Eggermann Thomas, Meyer Esther, Caglayan A Okay, Dundar Munis, Schönherr N
Institute of Human Genetics, RWTH Aachen, Germany.
J Pediatr Endocrinol Metab. 2008 Jan;21(1):59-62. doi: 10.1515/jpem.2008.21.1.59.
(Epi)mutations affecting chromosome llp15 are well known to be associated with growth disturbances. The finding of llp15 mutations in the overgrowth disease Beckwith-Wiedemann syndrome led to the identification of imprinted growth-promoting genes which are expressed paternally and of imprinted growth-suppressing genes in the same region that are expressed maternally. An opposite epimutation in the same region is associated with Silver-Russell syndrome (SRS), a growth retardation disorder characterised by a typical facial gestalt, clinodactyly V and asymmetry. In more than 30% of patients with SRS, hypomethylation of the telomeric llp15 imprinting domain (ICR1) can be detected. However, the general significance of this epimutation for human growth retardation was unclear. In a previous study' we showed that the ICR1 epimutation is not present in growth retarded patients with dysmorphisms not typical for SRS, but its role in the development of isolated growth restriction needed to be further elucidated. We therefore screened 30 patients with isolated pre- and postnatal growth retardation (IUGR/PNGR) and 65 patients diagnosed with SRS by external clinicians for ICR1I epimutations. In the latter group clinical data were rarely provided. These 65 'SRS' patients were additionally analysed for maternal uniparental disomy 7 (matUPD7). We excluded ICR1 hypomethylation in all 30 patients with isolated growth retardation. In the SRS group, we detected four cases with ICR1 epimutation and three with matUPD7. By combining our data with those from our previous study we could show that the hypomethylation of ICR1 in llp15 is indeed restricted to patients with SRS features and can be disregarded in isolated IUGR/PNGR. Thus, testing for the epimutation is indicated only in case of growth restriction in association with clinical signs reminiscent of SRS. The low detection rate of the ICR1 epimutation in our 'SRS' group can be explained by the clinical heterogeneity of cases referred by external institutions.

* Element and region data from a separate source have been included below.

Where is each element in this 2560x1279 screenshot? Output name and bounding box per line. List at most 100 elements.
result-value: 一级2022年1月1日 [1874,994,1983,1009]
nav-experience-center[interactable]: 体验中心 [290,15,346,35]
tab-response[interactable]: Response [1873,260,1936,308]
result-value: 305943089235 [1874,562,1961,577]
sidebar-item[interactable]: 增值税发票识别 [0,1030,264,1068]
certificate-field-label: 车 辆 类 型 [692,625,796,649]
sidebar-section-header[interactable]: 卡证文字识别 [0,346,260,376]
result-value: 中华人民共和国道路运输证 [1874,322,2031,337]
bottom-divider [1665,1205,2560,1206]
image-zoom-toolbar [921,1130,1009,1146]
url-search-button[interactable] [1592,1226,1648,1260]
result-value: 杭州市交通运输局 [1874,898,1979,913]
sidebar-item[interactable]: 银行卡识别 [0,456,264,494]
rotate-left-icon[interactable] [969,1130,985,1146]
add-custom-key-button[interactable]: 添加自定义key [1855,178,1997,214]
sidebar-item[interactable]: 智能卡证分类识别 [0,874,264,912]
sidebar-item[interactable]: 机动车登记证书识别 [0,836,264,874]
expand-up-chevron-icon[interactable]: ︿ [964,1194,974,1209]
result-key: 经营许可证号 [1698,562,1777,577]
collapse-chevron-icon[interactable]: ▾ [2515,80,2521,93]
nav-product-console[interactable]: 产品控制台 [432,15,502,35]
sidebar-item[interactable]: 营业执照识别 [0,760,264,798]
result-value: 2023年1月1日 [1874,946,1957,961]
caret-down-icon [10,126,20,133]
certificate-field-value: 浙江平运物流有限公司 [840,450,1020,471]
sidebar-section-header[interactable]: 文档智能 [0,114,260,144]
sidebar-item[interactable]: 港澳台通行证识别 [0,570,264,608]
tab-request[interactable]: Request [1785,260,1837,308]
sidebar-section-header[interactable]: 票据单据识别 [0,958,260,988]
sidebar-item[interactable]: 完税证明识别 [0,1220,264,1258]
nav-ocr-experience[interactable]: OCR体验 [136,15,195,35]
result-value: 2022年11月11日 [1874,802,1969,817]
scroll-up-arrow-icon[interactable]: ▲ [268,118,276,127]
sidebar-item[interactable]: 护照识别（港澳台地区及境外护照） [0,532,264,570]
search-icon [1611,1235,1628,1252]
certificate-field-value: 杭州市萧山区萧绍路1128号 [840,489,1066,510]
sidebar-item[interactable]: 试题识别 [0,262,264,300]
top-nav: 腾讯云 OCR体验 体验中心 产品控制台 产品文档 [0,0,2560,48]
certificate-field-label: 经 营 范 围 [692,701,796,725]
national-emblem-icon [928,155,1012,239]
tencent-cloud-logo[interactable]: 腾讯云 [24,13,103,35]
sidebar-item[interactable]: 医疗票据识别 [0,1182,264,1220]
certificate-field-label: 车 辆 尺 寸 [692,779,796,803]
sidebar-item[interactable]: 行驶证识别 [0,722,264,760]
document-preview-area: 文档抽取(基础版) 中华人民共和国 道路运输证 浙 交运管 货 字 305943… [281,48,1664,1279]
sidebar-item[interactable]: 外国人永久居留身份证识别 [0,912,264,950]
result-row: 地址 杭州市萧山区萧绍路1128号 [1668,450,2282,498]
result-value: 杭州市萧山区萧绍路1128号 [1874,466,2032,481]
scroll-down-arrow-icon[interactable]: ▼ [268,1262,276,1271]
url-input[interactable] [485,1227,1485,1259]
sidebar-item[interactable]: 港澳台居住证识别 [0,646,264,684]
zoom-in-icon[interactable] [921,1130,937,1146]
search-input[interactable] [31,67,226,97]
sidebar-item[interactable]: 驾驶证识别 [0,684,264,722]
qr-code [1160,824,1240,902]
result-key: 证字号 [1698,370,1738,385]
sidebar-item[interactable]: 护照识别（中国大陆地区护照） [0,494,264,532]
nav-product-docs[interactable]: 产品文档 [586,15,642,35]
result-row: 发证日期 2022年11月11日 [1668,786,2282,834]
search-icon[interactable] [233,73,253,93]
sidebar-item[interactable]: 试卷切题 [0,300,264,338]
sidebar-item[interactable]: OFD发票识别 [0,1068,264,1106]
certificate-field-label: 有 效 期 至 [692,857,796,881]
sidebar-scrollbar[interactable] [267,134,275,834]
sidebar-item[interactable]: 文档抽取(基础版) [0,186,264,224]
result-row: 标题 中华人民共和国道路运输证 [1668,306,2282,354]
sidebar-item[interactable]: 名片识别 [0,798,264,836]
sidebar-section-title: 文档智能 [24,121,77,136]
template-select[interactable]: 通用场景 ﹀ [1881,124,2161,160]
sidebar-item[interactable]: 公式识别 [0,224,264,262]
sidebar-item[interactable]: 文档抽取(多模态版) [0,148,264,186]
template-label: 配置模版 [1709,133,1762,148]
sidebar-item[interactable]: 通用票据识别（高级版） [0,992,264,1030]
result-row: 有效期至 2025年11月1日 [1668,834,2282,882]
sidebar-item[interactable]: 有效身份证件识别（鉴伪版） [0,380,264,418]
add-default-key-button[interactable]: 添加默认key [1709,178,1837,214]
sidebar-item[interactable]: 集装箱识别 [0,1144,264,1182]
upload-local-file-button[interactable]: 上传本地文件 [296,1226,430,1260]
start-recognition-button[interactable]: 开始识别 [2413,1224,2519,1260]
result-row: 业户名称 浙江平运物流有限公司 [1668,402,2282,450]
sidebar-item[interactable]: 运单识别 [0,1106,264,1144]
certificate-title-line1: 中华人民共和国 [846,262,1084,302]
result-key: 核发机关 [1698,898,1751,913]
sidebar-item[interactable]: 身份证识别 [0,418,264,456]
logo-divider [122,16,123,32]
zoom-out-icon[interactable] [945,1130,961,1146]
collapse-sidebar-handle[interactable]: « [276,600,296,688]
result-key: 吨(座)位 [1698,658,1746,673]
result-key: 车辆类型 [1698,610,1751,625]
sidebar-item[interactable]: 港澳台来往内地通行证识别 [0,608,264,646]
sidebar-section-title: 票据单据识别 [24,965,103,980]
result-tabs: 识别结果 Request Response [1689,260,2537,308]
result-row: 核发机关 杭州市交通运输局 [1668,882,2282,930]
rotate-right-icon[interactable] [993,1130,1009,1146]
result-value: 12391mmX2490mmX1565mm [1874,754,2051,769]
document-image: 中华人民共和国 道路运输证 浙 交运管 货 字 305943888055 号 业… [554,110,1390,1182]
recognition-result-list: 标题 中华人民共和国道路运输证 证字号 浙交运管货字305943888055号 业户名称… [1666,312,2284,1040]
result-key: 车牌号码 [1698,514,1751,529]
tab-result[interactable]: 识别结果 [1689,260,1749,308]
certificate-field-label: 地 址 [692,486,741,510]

影响染色体11p15的(表观)突变与生长紊乱密切相关。在过度生长疾病贝克威思-维德曼综合征中发现11p15突变,从而鉴定出父系表达的印记促生长基因以及同一区域母系表达的印记生长抑制基因。同一区域的相反表观突变与银-罗素综合征(SRS)相关,这是一种生长发育迟缓疾病,其特征为典型的面部形态、第五指弯曲和不对称。在超过30%的SRS患者中,可检测到端粒11p15印记区域(ICR1)的低甲基化。然而,这种表观突变对人类生长发育迟缓的普遍意义尚不清楚。在之前的一项研究中,我们表明ICR1表观突变不存在于具有非SRS典型畸形的生长发育迟缓患者中,但其在孤立性生长受限发展中的作用仍需进一步阐明。因此,我们对30例孤立性产前和产后生长迟缓(IUGR/PNGR)患者以及65例由外部临床医生诊断为SRS的患者进行了ICR1表观突变筛查。在后一组中,很少提供临床数据。对这65例“SRS”患者还进行了母源单亲二体7(matUPD7)分析。我们在所有30例孤立性生长迟缓患者中均排除了ICR1低甲基化。在SRS组中,我们检测到4例ICR1表观突变和3例matUPD7。通过将我们的数据与之前研究的数据相结合,我们可以表明11p15中ICR1的低甲基化确实仅限于具有SRS特征的患者,在孤立性IUGR/PNGR中可不予考虑。因此,仅在生长受限且伴有提示SRS的临床体征时才建议检测表观突变。我们“SRS”组中ICR1表观突变的低检出率可以用外部机构转诊病例的临床异质性来解释。